I arrive on a Tuesday, with the convention already under way. After swearing a blood oath not to do or say anything stupid, my friend Normal (not his real name), who works for the government, agrees to bring me with him. At the check-in point, I’m handed a plastic badge with bar code to wear around my neck at all times. Instead of having to physically collect brochures and flyers, I can simply scan in my bar code at each booth and have the information mailed and e-mailed to me automatically.
Tech nerds of every iteration flit from booth to booth examining displays — from middle-aged X-Files Lone Gunmen types and bespectacled Internet startup survivors to pimply teenage gamers who look like they’ve just rolled out of bed. There are nerds passed out on bean bags, huddled together against walls and squatting on the floor next to power outlets for their laptops. In the Asian pavilion, there are all manner of blinking, spinning, strobing lights and neon cases for “tricking out” your computer. There are gadgets aplenty — squishy, foldable keyboards that feel like floppy place mats, USB storage devices no bigger than lighters, tablet laptops that work like electronic sketchbooks.
“Last year was way bigger,” Normal sniffs.
Back at our hotel that evening, I sprawl out on the bed circling things in the Comdex Program & Exhibits Guide. Normal and his wife channel surf through TV news reports of the Michael Jackson police hunt — he’s supposed to be somewhere here in Las Vegas, too, though probably not at Comdex. For tomorrow, I’ve decided on the Fastest Geek computer-building competition and a lecture on “Combining the Hacker Mind with the Professional Methodology.” Briefly, I consider a conference on robots in the real world, but it conflicts with Hacker Mind. Everything else in the guide mostly reads like Greek. Geek Greek. There are “install parties” where people get together to install stuff onto their laptops. There is an educational program called “CIO Bootcamp,” which is probably not what I think it is. When I mention this to Normal’s wife, who is not an IT girl either, she giggles.
“What is CIO Bootcamp?” I ask.
“Well, duh,” she says, “it’s where they drop you out in the wilderness and leave you to survive with nothing but your laptop.”
As we laugh, Normal groans. He is a CIO. He’s been to boot camp.
“And when they come back a month later,” he says, reconsidering, “you have a fully networked business setup.” Outside of our window, the neon lights of casinos on the Strip glitter in tantalizing patterns.

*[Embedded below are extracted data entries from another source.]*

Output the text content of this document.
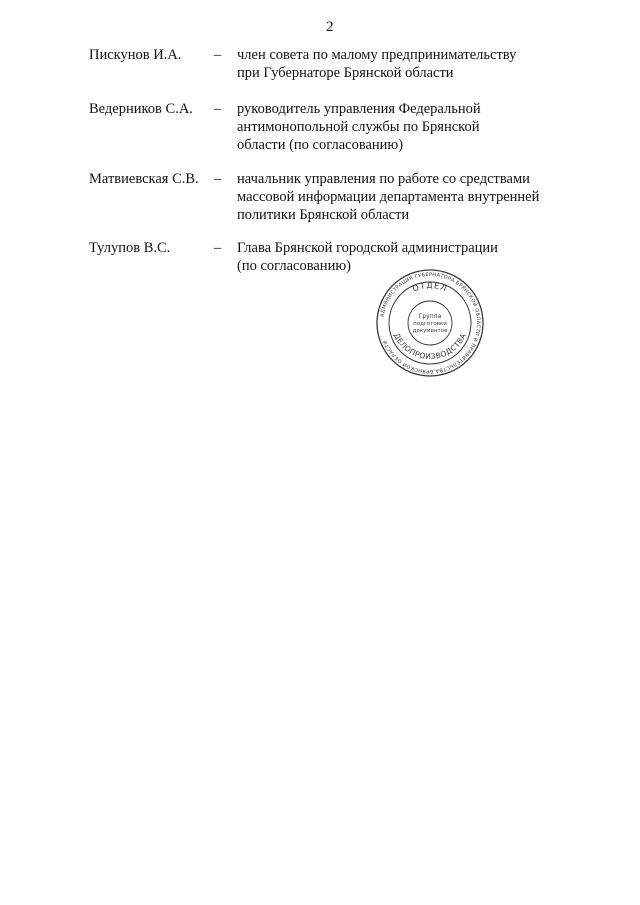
2
Пискунов И.А. – член совета по малому предпринимательству
при Губернаторе Брянской области
Ведерников С.А. – руководитель управления Федеральной
антимонопольной службы по Брянской
области (по согласованию)
Матвиевская С.В. – начальник управления по работе со средствами
массовой информации департамента внутренней
политики Брянской области
Тулупов В.С.	– Глава Брянской городской администрации
(по согласованию)
АДМИНИСТРАЦИЯ ГУБЕРНАТОРА БРЯНСКОЙ ОБЛАСТИ И ПРАВИТЕЛЬСТВА БРЯНСКОЙ ОБЛАСТИ
ОТДЕЛ
ДЕЛОПРОИЗВОДСТВА
Группа
подготовки
документов
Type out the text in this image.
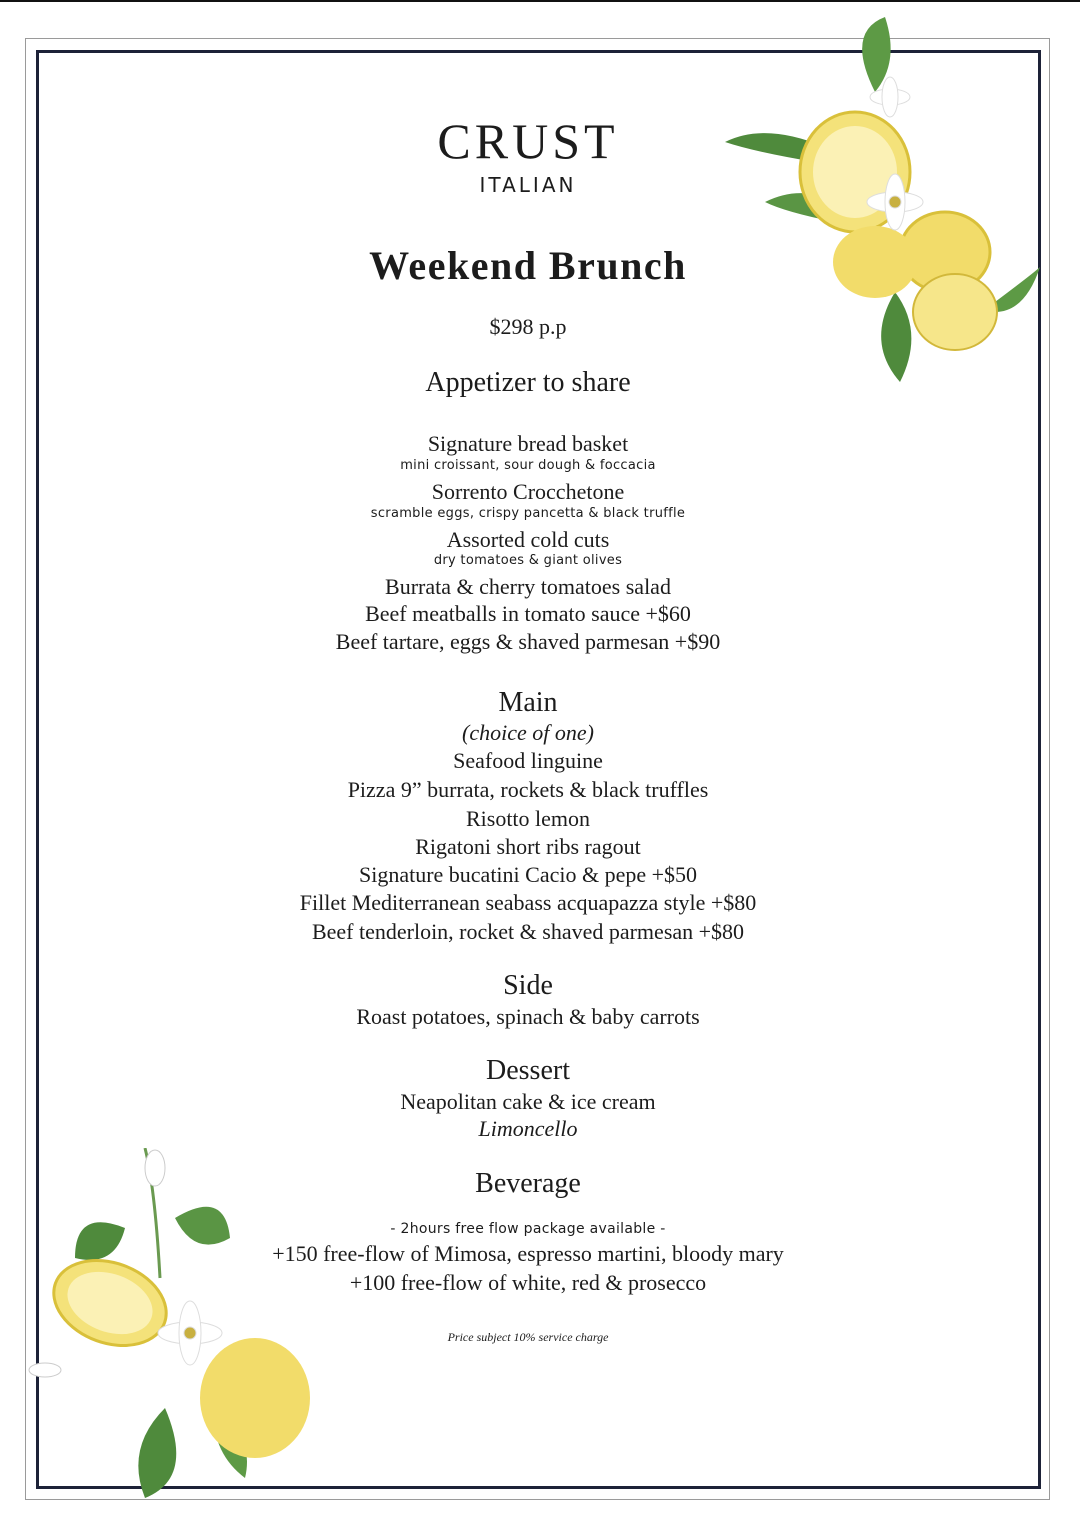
CRUST
ITALIAN
Weekend Brunch
$298 p.p
Appetizer to share
Signature bread basket
mini croissant, sour dough & foccacia
Sorrento Crocchetone
scramble eggs, crispy pancetta & black truffle
Assorted cold cuts
dry tomatoes & giant olives
Burrata & cherry tomatoes salad
Beef meatballs in tomato sauce +$60
Beef tartare, eggs & shaved parmesan +$90
Main
(choice of one)
Seafood linguine
Pizza 9” burrata, rockets & black truffles
Risotto lemon
Rigatoni short ribs ragout
Signature bucatini Cacio & pepe +$50
Fillet Mediterranean seabass acquapazza style +$80
Beef tenderloin, rocket & shaved parmesan +$80
Side
Roast potatoes, spinach & baby carrots
Dessert
Neapolitan cake & ice cream
Limoncello
Beverage
- 2hours free flow package available -
+150 free-flow of Mimosa, espresso martini, bloody mary
+100 free-flow of white, red & prosecco
Price subject 10% service charge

On Wednesday, the Fastest Geek is a 21-year-old named Jeremy who assembled a working PC — memory chips, video card, internal drives, a fan, a motherboard, a mouse and keyboard — in five minutes and 18 seconds. I never did see him in person, though, because I got lost trying to figure out the correct orientation for my convention floor-plan map. I stood in the middle of the exhibit hall, map in hand, in front of a booth for a cell-phone GPS navigation system. The tiny glowing streets were labeled in Chinese characters. Several booths after that, I was waylaid by a miniature 360-degree video camera submerged into a fish tank shaped like a doughnut. It is like having eyes in the back of your head, the brochure explained. On a flat-screen monitor, a goldfish swam in endless circles.
“Everything is getting connected,” said essayist W. Brian Arthur, in my free copy of Fortune magazine, “devices, systems, machines, business processes, even networks themselves. Information technology’s task these days is to get these items to ‘converse’ seamlessly and remotely with one another.” A deep, almost unnoticeable change is happening, he said, as we build a neural system for the economy. As I listened to the conversations happening around me, the awkward mumblings of shy computer geeks, the slick showmanly voices of the power suits, the programmers speaking in obscure languages, it was like I’d stumbled inside a giant brain and felt it twitch. And for just a moment, I almost understood.